A confession sits on the tip of Normal’s tongue, but the moment is already so fragile. He can’t burden Hermie with his feelings now, and truly, he has no reason to think they’ll be anything but a burden.
“For the best, I suppose,” Hermie scoffs, tearing their eyes away from Normal’s hands, “because if you go through with this, you will be stuck with me.”
Normal meets their eyes, mouth falling open in surprise.
“Wait, what? What do you mean ‘stuck with you’?”

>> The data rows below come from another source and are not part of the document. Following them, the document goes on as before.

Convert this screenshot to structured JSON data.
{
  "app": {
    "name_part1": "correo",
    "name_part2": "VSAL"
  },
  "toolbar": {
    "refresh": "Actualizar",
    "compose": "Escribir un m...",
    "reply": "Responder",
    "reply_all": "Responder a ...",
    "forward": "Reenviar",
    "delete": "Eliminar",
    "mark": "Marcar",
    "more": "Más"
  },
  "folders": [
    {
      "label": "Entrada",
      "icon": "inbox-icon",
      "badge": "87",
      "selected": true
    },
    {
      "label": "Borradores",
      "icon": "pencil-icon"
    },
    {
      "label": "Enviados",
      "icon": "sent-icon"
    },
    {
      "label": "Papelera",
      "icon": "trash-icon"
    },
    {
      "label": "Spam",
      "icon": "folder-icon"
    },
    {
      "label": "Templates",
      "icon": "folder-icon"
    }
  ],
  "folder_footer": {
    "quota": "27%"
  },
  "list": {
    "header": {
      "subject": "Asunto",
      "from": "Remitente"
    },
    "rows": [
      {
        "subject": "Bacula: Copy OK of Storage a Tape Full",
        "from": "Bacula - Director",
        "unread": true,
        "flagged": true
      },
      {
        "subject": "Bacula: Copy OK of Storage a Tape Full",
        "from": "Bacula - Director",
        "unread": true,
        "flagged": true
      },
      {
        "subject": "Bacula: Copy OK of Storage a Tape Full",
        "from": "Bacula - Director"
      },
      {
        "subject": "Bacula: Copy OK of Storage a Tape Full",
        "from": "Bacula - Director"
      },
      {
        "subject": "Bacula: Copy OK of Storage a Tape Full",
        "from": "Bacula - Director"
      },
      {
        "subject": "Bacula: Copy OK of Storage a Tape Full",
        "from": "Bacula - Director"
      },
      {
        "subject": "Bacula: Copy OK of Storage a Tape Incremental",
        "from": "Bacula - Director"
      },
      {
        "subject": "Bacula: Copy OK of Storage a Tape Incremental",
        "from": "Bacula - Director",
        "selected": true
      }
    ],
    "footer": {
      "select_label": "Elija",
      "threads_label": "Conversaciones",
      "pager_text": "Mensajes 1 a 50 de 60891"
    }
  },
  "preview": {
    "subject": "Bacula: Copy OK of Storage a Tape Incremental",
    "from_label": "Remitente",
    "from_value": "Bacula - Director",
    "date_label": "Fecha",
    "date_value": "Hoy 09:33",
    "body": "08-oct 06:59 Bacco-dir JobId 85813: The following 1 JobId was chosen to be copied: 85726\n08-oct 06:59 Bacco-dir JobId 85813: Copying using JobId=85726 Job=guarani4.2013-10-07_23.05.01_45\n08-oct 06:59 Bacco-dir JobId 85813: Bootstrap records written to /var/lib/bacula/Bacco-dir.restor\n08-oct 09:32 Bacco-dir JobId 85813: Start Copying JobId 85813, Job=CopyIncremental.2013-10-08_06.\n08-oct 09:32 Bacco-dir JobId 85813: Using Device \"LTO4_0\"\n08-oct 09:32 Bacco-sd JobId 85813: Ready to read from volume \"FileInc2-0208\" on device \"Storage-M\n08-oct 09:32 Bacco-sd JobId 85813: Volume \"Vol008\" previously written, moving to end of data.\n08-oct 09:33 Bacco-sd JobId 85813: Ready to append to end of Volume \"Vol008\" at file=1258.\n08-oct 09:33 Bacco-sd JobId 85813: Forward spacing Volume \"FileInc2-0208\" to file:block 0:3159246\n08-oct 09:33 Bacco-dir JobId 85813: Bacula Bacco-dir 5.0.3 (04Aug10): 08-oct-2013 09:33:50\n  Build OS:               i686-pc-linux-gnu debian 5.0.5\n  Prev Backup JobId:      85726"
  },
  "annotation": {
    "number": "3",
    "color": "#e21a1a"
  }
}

“You’ll be breaking my ties to the realm of the fae. I will be human once more, and I have only the faintest idea of what that entails. Do you intend to leave me here?” They gesture around at the surrounding forest. There’s a flicker of panic in their tone, as if they truly believe that Normal would do so. “If I remain in the forest, the King will have me killed. I have nowhere else to call home, no family to turn to nor understanding of humanity to rely on, if you leave me-“
“I won’t!” Normal says quickly, barely resisting the urge to take Hermie’s hands again. “I’m not going to leave you, Hermie-“
“You will! Do you think my parents had the intention to abandon me when I was first born? Do you think the King took me in just to tire of me? You’ve stayed by my side for this long, but only for months at a time! You’ll bore of me, you’ll grow to hate me, you’ll wish you left me to die because you’re too much of a coward to kill me yourself-!”
“Hermie!” Normal takes their shoulders and pulls them into a hug. “That’s not- that isn’t true. I’m not going to get sick of you, I won’t hate you, I’m never going to wish you were dead, and I- I know you don’t believe me right now, but we’ll work on it. You’ll believe me some day, I promise.”
“You shouldn’t make promises,” Hermie says, but their voice is soft and fragile. They bury their face in Normal’s shoulder, and Normal refrains from commenting on the way they begin to tremble with tears.